王族で参加しているのは、“第四夫人の息子 ディージー/第三夫人の娘 リッシー/第五夫人の息子 ディン”だ。
ディンはまだグリフォンに乗れないので、陸にいる。
本人の“教育係 5名”と共に。
“婚約カップルのゼェンキさん&ゴォキさん”は[空中班]だ。
なんにせよ。
「やるぞ!」
ディラル王子の合図で、鬼人族がグリフォンやヒッポグリフから飛び降りた。
「え?!!」と僕などが驚くなか、落下している鬼人が、
「巨大化!」
宙で発する。
一気に身長が伸びた彼ら彼女らは、〝ズシィーンッ!!〟と着地した。
[武器と防具]もサイズアップしている。
“エルフ族”の【錬金術】を用いて作られているため。
なお、6M級の“戦士熊”はニ十頭あたりだ。
アップルグリーン色の皮膚である“巨人”は、背丈4Mが十数で、5M級が二体だった。
[原始的な服装]をしていて、[大きな棍棒]を持っていたり[素手]だったりする。
いずれにせよ。
[日本刀]を抜いたディージーが、
「バーサーク!」
自身の【物理攻撃】を倍増させた。
そんな本人は、“トロールの通常種”とバトルを展開しだす。
ちなみに、ディージーとリッシーは背丈5Mになっている。
他は6M~8Mといったところで、ディラル殿下は7M級だ。
リッシーは[鏃が連なっている鞭]を扱っていた。
[地球のファンタジーもの]による影響で。
これもまた“トラヴォグ侯爵”などが完成させた代物だ。
そうした武器を“リーシア姉上”や“細長眼鏡のマリー副将軍”も所持している。
ただ、姉上は、現在、[スピア型マジックワンド]を使っておられるみたいだ。
[槍]と[魔法の杖]を合体させた武器であり、付属している[クリスタル]は赤い。
“コルティの妹 ルー”も同じタイプで、クリスタルは黄色にしていた。
あと、姉上は[弭槍]もゲットしておられる。
[弓]の先端に[槍の穂]が付いていて、形は[西洋風]だ。
これは、“ハーフエルフのリィバ”も、依頼し、購入していた。
勿論、それぞれの武器は〝本人の身長に合ったサイズ〟となっている。
さておき。
“グリフォンとヒッポグリフの集団”が、“虫系モンスター達”とドッグファイトを繰り広げだす。
そうした敵の一部が、こちらへ向かって来た。
“天空人のアンヌ”が、僕の近くで、
「守護。

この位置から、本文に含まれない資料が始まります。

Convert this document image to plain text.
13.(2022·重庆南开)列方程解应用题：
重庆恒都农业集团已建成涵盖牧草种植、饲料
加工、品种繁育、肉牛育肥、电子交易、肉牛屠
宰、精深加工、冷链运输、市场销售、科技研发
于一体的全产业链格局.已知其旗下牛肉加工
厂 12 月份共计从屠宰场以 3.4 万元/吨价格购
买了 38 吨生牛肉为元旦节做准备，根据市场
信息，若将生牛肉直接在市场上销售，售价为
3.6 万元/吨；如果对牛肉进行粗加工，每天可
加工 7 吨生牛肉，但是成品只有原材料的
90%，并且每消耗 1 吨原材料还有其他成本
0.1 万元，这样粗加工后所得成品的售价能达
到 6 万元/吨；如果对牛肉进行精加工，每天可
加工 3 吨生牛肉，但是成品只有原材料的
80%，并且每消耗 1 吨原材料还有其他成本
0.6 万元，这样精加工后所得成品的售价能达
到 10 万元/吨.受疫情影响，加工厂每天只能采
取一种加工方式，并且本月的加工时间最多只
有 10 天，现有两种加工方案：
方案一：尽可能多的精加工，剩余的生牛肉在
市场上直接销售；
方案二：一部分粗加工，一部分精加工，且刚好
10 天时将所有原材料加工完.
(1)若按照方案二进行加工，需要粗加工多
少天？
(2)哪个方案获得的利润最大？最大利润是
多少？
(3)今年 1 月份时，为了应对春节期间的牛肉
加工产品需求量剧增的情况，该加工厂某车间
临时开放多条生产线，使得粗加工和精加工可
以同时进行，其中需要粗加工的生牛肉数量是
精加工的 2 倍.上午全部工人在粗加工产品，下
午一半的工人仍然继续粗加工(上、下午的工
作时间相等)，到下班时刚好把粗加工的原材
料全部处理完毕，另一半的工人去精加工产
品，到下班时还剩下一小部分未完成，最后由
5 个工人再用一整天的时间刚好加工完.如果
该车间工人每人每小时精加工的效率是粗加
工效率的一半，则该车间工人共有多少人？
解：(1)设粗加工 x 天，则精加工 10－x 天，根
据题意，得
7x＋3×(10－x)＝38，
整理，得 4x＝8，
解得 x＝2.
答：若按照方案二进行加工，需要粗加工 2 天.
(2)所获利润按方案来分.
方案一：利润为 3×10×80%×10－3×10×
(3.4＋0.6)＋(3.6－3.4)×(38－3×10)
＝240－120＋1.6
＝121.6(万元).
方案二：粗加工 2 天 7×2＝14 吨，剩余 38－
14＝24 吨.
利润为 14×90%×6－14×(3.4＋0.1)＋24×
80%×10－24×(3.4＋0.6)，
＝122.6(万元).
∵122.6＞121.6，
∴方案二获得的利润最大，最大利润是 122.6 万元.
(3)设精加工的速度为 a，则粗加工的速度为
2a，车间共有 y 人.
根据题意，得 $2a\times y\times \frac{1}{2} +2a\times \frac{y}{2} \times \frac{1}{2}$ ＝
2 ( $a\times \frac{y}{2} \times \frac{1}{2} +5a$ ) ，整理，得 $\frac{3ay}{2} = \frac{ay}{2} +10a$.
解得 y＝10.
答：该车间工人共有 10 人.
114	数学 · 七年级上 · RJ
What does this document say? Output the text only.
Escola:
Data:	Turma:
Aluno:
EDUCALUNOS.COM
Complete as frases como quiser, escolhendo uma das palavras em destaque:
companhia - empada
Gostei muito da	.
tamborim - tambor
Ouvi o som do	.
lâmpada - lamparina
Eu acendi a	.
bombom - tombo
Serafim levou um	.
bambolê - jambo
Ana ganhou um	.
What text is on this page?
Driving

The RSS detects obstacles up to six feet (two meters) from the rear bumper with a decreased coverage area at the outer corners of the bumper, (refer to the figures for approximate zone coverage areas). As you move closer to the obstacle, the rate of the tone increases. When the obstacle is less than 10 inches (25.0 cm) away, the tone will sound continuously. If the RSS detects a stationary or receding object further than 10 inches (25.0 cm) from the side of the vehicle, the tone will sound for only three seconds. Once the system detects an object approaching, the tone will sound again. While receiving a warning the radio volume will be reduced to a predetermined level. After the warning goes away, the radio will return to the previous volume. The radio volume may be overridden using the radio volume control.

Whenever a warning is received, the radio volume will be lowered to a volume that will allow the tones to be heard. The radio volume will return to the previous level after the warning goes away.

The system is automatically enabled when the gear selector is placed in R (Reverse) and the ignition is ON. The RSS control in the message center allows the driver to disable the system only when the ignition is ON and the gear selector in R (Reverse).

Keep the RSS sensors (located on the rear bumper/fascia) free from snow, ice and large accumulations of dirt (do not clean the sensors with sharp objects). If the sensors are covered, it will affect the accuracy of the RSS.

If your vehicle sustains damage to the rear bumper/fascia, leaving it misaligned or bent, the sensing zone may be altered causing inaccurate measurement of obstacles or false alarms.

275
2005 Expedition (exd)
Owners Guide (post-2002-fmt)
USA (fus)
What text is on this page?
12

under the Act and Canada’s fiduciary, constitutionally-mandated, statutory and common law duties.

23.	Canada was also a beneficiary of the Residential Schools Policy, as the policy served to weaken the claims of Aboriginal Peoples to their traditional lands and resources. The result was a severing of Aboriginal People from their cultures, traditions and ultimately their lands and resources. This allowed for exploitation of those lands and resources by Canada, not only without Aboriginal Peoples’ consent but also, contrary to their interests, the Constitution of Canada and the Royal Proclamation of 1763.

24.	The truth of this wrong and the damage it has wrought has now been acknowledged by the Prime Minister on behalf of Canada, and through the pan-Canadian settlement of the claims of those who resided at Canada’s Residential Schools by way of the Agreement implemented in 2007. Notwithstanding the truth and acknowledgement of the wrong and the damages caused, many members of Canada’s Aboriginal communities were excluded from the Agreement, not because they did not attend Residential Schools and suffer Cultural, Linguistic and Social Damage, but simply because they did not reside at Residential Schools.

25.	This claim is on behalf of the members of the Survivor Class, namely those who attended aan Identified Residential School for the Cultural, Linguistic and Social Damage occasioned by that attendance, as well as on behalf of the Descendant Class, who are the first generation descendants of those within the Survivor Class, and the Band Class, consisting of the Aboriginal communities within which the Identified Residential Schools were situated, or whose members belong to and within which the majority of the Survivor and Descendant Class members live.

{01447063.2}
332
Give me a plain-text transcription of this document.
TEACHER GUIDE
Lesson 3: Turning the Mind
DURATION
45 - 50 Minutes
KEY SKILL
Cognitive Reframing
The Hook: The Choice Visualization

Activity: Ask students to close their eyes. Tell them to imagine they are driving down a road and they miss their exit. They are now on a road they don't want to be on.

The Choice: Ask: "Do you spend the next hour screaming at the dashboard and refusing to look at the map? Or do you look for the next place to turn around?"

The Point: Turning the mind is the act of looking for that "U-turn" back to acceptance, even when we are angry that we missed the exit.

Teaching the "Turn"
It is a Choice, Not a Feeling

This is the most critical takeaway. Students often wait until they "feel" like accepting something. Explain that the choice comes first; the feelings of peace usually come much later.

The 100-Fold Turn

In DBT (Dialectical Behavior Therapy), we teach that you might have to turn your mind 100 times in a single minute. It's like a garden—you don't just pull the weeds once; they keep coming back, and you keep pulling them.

」
【防御力】を二倍にしてくれる。
「ありがとう。」
お礼を述べた僕に、アンヌが優しく微笑む。
……、うん。
照れてる場合じゃない。
前方に集中せねば。
こうしたなか、僕は“|ブラッドサックホースフライ《吸血虻》”に[長めのダガー]を払った。
“マンティコアのラバス”は、“クリーピーフライ”へと、クチから【火の玉】を放つ。
色はレッドだ。
一方で、アンヌが“キラービー”に[バックソード]を振るう。
そんな僕らは【神法】や【魔法】を発動しないようにしている。
“鬼人族の従魔”にも被弾しかねないので。
このため、僕は[ムラクモ]を用いずにいた。
うっかり【閃光】を扱わないで済むように。
まぁ、それはおいといて。
“モスマン”は[羽]から【黄色の粒子】を大量に飛ばす。
【コンフュージュ】の効果があるらしい。
“鬼人の従魔たち”にも【スキル】がある。
全長4Mのグリフォンは、おもいっきり翼を前に押し出して〝最大幅20㎝×長さ4Mの三日月状〟といった【ウィンド・エッジ】を使っていた。
3M級のヒッポグリフは〝最大幅15㎝×長さ3M〟だ。
こうした[従魔チーム]も、ラバスみたいな[甲冑]を纏っている―。